The Sarbanes–Oxley Act of 2002, more commonly called SOX, is a federal law that the American Congress passed with the intention of bringing in greater probity and accountability into US public accounting and management firms and public company boards. It came into existence in the light of major accounting scandals that rocked the US economy at that time, such as WorldCom and Enron, and its chief purpose was to put regulations in place that assigned responsibilities of a company at the board level. It created a new set of laws on how public corporate entities are to be governed, and are to be in compliance with. It also prescribes penalties and punishments for a company’s board of directors.

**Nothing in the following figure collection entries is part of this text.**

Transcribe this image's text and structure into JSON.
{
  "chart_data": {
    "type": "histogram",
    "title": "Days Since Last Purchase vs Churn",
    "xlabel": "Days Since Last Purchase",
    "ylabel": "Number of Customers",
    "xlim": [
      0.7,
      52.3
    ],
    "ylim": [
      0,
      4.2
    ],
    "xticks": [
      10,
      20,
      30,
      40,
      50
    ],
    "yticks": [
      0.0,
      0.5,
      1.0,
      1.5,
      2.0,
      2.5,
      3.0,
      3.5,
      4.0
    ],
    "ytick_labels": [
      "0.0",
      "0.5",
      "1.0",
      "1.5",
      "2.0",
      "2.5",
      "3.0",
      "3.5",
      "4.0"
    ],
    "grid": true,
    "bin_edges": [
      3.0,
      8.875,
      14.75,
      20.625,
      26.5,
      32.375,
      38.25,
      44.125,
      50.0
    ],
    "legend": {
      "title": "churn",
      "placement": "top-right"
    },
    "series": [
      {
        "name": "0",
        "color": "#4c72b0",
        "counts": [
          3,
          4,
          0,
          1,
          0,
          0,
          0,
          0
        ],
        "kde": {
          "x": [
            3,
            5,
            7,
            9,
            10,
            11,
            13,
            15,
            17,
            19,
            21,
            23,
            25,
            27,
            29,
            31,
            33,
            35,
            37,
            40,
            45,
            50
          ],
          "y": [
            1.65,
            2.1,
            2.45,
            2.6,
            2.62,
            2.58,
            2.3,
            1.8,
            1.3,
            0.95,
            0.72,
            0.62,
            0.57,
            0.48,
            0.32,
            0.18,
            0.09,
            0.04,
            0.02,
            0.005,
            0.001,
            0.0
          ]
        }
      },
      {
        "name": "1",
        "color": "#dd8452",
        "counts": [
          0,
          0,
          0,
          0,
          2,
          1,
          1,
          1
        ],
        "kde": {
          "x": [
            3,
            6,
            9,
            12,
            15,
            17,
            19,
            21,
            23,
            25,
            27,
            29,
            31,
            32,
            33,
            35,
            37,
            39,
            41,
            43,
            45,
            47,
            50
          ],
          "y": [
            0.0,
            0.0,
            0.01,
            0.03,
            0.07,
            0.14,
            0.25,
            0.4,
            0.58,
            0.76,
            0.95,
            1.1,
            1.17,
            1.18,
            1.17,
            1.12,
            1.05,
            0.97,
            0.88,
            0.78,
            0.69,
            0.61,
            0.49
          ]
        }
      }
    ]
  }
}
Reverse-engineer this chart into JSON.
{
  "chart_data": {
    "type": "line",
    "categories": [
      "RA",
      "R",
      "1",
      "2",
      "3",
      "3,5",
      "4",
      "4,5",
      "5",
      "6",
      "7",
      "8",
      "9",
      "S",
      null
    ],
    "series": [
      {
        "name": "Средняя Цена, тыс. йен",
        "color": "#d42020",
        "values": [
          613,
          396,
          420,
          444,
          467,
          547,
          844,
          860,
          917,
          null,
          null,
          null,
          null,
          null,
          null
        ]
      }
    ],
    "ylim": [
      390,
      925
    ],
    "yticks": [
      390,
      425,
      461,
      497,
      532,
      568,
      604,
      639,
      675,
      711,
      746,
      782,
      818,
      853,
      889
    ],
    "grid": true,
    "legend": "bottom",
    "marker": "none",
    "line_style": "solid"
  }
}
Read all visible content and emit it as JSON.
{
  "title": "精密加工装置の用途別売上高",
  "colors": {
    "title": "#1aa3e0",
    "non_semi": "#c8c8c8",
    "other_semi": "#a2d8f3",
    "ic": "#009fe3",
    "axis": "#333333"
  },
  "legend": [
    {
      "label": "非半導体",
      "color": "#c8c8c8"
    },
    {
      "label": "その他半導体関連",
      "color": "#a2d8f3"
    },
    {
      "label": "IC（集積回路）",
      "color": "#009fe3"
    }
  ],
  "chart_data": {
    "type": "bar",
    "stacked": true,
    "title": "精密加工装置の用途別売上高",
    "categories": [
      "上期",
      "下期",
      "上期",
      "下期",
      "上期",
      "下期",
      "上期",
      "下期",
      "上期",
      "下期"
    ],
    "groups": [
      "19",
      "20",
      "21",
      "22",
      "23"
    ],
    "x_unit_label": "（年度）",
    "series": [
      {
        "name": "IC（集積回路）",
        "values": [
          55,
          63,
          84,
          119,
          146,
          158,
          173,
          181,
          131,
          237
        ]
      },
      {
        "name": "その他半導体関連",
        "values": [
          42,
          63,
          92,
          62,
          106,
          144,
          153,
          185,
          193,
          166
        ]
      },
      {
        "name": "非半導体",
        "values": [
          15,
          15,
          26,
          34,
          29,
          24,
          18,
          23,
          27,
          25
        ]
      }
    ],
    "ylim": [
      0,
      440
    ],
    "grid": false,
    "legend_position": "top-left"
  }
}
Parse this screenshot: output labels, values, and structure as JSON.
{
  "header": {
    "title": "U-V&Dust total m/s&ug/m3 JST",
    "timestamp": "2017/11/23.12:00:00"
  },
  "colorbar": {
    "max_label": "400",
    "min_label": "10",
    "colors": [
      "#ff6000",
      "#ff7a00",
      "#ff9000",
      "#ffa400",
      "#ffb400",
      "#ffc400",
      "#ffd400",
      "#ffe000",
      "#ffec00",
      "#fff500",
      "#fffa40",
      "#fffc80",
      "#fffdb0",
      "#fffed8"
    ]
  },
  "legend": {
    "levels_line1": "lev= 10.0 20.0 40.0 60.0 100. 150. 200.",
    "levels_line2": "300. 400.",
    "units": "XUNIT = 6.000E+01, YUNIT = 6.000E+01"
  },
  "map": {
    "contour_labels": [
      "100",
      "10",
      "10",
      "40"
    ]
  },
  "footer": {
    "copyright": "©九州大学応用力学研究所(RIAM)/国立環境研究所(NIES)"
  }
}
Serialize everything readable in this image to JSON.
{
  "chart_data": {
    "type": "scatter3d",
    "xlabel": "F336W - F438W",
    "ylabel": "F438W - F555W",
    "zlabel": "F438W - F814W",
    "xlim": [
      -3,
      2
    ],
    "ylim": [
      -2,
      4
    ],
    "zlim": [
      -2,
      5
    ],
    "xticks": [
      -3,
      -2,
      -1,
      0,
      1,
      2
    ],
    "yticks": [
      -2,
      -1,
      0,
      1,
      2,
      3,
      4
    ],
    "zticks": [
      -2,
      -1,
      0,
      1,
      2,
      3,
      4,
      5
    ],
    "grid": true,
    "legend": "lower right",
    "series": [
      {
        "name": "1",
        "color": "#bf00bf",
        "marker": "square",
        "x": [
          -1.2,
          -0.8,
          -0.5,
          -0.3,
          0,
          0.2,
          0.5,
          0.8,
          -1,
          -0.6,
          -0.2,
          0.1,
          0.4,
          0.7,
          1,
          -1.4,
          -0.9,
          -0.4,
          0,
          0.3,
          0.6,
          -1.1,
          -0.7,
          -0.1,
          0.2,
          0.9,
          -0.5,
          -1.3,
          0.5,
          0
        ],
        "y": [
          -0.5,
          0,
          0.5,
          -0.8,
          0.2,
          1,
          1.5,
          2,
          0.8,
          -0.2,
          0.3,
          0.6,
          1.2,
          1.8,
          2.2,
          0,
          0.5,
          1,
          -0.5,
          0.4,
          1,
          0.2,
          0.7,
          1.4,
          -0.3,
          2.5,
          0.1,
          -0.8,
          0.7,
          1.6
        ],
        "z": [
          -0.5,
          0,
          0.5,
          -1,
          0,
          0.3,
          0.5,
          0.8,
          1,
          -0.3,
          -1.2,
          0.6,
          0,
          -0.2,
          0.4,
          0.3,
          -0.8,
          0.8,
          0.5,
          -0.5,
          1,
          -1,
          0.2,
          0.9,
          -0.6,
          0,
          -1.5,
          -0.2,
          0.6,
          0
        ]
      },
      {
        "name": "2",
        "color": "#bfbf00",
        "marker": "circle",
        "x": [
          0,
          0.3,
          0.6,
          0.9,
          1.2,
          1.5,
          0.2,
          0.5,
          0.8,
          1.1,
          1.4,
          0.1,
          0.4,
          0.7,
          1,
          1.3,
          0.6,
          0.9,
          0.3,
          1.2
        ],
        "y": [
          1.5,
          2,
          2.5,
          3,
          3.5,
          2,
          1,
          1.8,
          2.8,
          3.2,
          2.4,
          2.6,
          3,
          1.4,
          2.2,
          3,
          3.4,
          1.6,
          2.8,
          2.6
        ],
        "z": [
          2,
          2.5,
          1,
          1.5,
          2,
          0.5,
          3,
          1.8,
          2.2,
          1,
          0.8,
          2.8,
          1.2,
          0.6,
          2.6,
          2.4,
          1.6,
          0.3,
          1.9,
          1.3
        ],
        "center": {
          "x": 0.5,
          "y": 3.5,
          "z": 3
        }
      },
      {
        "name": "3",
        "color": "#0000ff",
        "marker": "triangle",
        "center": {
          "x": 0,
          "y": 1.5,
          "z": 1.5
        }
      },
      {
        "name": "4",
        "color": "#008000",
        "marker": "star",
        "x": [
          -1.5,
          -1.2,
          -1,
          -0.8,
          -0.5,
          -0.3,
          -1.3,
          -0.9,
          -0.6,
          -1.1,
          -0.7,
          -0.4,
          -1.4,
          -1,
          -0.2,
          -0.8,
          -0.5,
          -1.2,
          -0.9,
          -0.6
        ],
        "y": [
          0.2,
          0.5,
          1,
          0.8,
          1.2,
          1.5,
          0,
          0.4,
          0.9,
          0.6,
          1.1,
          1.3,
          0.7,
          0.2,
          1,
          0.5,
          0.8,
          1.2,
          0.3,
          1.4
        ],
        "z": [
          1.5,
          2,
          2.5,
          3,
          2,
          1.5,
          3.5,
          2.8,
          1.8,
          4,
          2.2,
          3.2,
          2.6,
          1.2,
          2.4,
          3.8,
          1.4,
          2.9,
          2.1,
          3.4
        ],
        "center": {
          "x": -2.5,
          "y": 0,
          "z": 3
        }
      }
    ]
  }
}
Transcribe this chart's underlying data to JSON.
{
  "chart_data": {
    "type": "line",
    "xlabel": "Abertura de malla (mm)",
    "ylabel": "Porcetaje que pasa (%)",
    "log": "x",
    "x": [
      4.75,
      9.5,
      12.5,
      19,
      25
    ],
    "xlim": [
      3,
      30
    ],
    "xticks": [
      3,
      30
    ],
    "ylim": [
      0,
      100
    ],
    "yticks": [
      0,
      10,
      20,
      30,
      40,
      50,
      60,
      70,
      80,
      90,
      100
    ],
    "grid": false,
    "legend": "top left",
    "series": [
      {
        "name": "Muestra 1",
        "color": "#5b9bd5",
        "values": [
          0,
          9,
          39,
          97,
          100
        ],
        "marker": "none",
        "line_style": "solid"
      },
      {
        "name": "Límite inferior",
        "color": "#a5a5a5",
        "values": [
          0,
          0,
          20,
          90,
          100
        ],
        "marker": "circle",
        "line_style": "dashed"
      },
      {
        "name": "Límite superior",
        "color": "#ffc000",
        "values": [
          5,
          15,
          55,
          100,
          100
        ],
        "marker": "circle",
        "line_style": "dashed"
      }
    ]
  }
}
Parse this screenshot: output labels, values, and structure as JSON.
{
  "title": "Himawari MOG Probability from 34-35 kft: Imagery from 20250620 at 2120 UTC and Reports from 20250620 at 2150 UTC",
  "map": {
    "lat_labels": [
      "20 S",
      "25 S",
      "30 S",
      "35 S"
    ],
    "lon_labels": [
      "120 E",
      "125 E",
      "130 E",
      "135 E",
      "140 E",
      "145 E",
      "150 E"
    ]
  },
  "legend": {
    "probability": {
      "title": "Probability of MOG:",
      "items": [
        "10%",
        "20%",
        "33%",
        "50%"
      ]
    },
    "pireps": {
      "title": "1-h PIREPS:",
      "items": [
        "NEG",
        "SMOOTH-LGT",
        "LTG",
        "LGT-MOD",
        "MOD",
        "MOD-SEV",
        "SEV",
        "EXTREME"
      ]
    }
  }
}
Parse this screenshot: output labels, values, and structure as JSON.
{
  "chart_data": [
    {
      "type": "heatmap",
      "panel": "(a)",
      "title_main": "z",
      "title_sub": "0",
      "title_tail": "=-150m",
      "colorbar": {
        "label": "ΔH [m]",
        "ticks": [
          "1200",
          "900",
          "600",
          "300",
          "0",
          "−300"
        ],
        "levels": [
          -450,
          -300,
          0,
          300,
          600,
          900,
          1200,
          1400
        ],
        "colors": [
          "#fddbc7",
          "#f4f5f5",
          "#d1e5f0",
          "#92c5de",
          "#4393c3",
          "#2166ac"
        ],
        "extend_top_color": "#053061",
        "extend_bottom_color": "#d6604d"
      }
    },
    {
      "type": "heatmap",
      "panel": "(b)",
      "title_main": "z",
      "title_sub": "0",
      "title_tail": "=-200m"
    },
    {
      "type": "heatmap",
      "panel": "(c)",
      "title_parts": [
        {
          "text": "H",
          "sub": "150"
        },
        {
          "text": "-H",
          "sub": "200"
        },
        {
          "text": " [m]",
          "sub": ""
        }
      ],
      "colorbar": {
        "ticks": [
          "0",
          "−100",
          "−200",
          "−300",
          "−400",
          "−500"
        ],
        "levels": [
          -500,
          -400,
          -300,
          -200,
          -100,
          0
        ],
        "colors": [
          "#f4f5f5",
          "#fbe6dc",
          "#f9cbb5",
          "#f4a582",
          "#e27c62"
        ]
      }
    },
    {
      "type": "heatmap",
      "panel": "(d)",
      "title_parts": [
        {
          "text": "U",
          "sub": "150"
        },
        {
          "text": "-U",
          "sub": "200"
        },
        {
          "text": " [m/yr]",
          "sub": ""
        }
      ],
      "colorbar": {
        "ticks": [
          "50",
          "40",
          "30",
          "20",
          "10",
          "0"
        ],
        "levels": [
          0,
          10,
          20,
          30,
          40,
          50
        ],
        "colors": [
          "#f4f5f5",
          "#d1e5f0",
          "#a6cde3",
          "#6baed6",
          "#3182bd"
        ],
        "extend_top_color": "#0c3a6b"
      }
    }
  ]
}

SOX compliance requirements for IT
IT is one of the major disciplines the SOX legislation has amended. First and foremost, SOX compliance for IT starts off from a new plane. It approaches compliance requirements for IT from the standpoint of the need for welding the company’s financial audits with its technological audit. This presents a big shift, because in most instances, financial audits used to focus on the financial aspects of the company, while IT audits used to be concerned with only the technological aspect, with there being almost no conjunction between the two.
Moreover, SOX compliance for IT makes it mandatory for people at the highest levels of the companies’ management boards, such as Board of Directors, CEO’s, CFO’s and Audit Committee to vet and produce the relevant documentation of their companies’ financial records as well as to ensure that there is totally verifiable reliability and security in the IT systems that contain the financial details. This marks a very major shift from the previous legislation in this matter, as SOX compliance for IT brings into its fold senior management into the financial and IT audits of a company, and more importantly, makes them work in tandem.
Other important features of SOX compliance for IT systems
The crux of the prime Information Technology section of SOX is related in Section 404, commonly referred to as “SOX-404”.
Salient features of SOX compliance for IT systems
- Section 404 requires controls to be in place. SOX compliance for IT systems seeks to ensure that there are ample controls for preventing fraud, loss or misuse of data relating to the company’s transactions;
- SOX compliance for IT systems seeks to also ensure that these controls are effective. To ensure this, SOX compliance for IT systems requires companies to put the kinds of controls in place that ensure that irregularities are quickly detected and facilitate speedy correction;
- It allows companies to clearly state exceptions, which must be part of audit trails, so that the right action can be taken to tackle these exceptions;
- SOX compliance for IT systems makes IT systems a part of the larger corporate financial and governance controls audit, which companies have to comply with.